Art created in 1976 and 1977 at the Mechicano Art Center in Highland Park by (from left) Carlos Almaraz, Guillermo Bejarano and Judithe Hernández | Photos from the Smithsonian American Art Museum, image courtesy of Highland Park Heritage Trust

Chicano history in Highland Park gains official recognition

2021 Arts & Culture August Editions More News

By T.A. Hendrickson

The Los Angeles City Council has voted unanimously to grant Historic-Cultural Monument (HCM) status to two locations in Highland Park where Chicano art and culture flourished in the 1970s.

Centro de Arte Público was in this building on Fig. at Ave. 56 | Photo: Jesus Sanchez/The Eastsider
The Mechicano Art Center, as it looked in the 1970s, was located on Figueroa Street at Avenue 54. | Photo by Oscar Castillo/pinterest.dk

The buildings that housed the Mechicano Art Center (5337-5341 N. Figueroa St.) and the Centro de Arte Público (5605-5607 N. Figueroa St.) were key venues in Los Angeles during the Chicano Art Movement of the 1960s and 1970s, serving as home base to artists whose work has come to define the era, including Carlos Almaraz, Barbara Carrasco, Dolores Guerrero Cruz, Robert Delgado, Judithe Hernández, Leo Limon, Gilbert “Magú” Lujan, Frank Romero and George Yepes.

Those artists and others associated with Mechicano and Centro de Arte Público are “cultural heroes,” said Councilmember Gil Cedillo of Council District 1, where the buildings are located.
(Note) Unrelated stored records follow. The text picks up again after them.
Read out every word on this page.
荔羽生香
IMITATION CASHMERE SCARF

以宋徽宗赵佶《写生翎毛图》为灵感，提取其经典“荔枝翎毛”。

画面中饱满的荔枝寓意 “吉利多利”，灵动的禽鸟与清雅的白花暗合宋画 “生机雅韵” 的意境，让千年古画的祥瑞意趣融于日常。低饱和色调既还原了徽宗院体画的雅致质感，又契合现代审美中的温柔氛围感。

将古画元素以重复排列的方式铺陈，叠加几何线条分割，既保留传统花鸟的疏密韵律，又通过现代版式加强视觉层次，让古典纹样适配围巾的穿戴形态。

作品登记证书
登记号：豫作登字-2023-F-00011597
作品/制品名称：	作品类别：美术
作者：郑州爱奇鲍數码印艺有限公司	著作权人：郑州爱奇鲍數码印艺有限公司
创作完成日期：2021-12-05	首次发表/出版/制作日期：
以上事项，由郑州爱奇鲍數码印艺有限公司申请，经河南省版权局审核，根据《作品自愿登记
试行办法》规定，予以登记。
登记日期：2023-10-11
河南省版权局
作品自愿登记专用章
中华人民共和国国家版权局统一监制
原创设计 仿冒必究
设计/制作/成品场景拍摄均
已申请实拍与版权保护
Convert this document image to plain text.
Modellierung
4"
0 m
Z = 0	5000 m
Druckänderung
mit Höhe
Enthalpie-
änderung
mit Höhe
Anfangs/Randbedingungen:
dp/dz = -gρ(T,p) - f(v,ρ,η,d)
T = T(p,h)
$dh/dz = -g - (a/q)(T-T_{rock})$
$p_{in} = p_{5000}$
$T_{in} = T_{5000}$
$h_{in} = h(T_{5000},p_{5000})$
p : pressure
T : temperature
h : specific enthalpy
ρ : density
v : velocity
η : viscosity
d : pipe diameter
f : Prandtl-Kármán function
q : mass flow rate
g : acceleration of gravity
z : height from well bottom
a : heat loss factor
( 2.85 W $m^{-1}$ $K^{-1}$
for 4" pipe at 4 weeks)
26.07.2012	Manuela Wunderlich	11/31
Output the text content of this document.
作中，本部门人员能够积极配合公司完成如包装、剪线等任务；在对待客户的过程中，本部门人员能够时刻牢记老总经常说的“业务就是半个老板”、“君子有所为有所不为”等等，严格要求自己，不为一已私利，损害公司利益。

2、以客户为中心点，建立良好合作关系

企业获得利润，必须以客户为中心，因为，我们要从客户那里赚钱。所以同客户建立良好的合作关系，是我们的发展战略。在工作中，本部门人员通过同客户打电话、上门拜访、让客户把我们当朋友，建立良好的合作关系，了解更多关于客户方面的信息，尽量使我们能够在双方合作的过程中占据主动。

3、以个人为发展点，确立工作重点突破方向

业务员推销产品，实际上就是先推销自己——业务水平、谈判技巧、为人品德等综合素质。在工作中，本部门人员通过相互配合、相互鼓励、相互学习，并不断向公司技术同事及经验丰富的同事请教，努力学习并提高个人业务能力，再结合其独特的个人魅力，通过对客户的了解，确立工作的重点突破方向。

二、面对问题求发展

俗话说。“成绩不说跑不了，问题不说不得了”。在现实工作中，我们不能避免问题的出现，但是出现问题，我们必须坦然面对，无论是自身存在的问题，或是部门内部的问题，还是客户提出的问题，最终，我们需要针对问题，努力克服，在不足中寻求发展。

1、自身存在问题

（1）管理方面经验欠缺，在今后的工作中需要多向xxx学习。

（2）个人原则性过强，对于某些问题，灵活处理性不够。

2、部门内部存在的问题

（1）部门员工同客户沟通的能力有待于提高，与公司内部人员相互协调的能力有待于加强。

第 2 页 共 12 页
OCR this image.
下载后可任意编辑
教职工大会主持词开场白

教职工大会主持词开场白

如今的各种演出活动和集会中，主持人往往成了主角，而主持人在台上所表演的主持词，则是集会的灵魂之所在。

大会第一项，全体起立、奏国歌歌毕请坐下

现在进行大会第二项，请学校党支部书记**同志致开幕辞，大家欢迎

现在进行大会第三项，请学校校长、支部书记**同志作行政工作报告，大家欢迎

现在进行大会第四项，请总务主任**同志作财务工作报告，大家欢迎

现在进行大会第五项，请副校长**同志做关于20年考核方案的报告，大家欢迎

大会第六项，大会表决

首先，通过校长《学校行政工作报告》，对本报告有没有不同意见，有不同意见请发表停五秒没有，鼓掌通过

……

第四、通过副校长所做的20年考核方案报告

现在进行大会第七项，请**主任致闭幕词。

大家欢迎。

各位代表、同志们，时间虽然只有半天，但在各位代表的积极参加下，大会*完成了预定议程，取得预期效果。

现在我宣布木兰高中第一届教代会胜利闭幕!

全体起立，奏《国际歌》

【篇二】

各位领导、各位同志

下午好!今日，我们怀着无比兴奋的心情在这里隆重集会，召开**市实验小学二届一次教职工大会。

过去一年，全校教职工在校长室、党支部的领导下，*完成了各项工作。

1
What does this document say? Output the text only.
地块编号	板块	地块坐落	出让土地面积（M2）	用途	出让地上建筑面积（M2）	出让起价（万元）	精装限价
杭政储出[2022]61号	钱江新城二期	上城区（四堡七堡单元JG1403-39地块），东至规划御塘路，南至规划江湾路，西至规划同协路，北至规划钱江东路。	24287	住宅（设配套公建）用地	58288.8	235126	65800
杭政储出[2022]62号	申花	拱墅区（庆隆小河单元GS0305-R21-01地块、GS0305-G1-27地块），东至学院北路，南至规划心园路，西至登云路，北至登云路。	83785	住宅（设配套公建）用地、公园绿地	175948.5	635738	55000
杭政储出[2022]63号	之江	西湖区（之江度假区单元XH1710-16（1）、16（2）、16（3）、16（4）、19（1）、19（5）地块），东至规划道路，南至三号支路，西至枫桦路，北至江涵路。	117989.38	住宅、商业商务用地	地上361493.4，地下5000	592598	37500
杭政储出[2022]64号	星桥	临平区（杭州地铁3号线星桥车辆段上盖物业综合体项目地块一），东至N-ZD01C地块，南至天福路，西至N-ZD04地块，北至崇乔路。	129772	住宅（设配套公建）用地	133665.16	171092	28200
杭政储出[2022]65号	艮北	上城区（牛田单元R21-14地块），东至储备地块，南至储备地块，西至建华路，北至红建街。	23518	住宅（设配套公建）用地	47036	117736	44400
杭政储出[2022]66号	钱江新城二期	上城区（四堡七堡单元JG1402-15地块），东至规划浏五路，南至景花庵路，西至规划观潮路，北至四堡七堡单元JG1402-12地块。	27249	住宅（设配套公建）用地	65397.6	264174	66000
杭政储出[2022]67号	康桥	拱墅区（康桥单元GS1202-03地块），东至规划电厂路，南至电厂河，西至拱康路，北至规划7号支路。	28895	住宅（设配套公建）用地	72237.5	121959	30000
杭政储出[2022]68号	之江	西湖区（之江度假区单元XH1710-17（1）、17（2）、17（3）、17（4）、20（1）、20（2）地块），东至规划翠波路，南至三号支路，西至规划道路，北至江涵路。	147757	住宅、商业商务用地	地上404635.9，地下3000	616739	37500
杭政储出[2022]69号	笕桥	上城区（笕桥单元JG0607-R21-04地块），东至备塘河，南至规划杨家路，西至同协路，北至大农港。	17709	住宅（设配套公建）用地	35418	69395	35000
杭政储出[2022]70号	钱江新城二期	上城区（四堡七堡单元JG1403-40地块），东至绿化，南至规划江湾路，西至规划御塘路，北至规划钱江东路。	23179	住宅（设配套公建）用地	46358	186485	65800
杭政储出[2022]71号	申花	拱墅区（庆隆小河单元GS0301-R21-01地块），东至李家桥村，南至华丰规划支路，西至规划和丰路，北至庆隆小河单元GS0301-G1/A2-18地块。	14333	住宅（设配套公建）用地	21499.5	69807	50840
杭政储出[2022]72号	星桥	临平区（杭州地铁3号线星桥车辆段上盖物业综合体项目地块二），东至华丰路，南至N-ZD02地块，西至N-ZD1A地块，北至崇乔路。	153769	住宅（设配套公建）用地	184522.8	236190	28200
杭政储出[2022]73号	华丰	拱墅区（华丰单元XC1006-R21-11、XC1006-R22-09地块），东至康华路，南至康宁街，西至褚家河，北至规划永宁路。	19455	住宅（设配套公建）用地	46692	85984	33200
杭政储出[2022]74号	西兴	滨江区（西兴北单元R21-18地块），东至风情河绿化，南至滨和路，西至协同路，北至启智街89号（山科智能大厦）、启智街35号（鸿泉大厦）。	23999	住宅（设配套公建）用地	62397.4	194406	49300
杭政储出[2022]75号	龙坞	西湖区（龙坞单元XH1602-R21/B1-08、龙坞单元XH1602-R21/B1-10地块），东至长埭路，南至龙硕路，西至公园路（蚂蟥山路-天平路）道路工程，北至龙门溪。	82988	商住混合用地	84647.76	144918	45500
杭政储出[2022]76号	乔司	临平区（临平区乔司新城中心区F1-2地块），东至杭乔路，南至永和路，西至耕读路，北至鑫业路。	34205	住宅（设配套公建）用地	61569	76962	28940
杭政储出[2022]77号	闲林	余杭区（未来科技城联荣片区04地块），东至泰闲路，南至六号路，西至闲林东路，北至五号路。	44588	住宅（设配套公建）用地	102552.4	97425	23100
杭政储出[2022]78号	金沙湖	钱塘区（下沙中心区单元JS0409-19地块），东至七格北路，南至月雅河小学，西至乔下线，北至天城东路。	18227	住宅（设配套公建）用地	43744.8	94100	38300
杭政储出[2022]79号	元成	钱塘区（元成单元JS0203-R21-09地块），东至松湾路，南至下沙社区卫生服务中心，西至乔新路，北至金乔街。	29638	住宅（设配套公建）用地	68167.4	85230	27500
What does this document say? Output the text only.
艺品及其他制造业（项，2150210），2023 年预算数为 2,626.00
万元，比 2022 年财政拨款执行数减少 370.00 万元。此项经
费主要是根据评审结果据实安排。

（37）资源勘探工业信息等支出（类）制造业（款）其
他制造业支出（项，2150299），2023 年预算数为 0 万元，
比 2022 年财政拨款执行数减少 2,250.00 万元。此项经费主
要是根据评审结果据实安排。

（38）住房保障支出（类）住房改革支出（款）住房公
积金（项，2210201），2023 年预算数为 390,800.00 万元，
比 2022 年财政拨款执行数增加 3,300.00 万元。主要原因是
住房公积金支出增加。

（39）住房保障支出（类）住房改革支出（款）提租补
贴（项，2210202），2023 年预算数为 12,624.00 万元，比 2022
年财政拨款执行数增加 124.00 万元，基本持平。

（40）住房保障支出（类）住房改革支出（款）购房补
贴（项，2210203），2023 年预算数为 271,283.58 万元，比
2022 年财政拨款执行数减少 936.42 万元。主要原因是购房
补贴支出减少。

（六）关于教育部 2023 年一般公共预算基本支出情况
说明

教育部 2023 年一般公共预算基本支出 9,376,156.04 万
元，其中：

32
Cedillo has been a supporter of recognition for the buildings since September 2020, when applications were filed for HCM status on behalf of the Highland Park Heritage Trust. As the vote in the City Council neared, Cedillo urged his colleagues to vote for the measure “so that generations of Angelenos to come will appreciate their history.”

Jamie Tijerina, president of the Highland Park Heritage Trust, noted that nationally, fewer than 10% of historic landmarks are associated with communities of color.

“Important places that are historically connected with the struggle for Latino civil rights in the United State, the Chicano Movement, are at risk of being lost,” said Tijerina, adding that  HCM status for the Highland Park buildings is “not only critical for the preservation of Chicano history in Northeast Los Angeles and the Eastside, but [is] also a step toward achieving equity in this space.”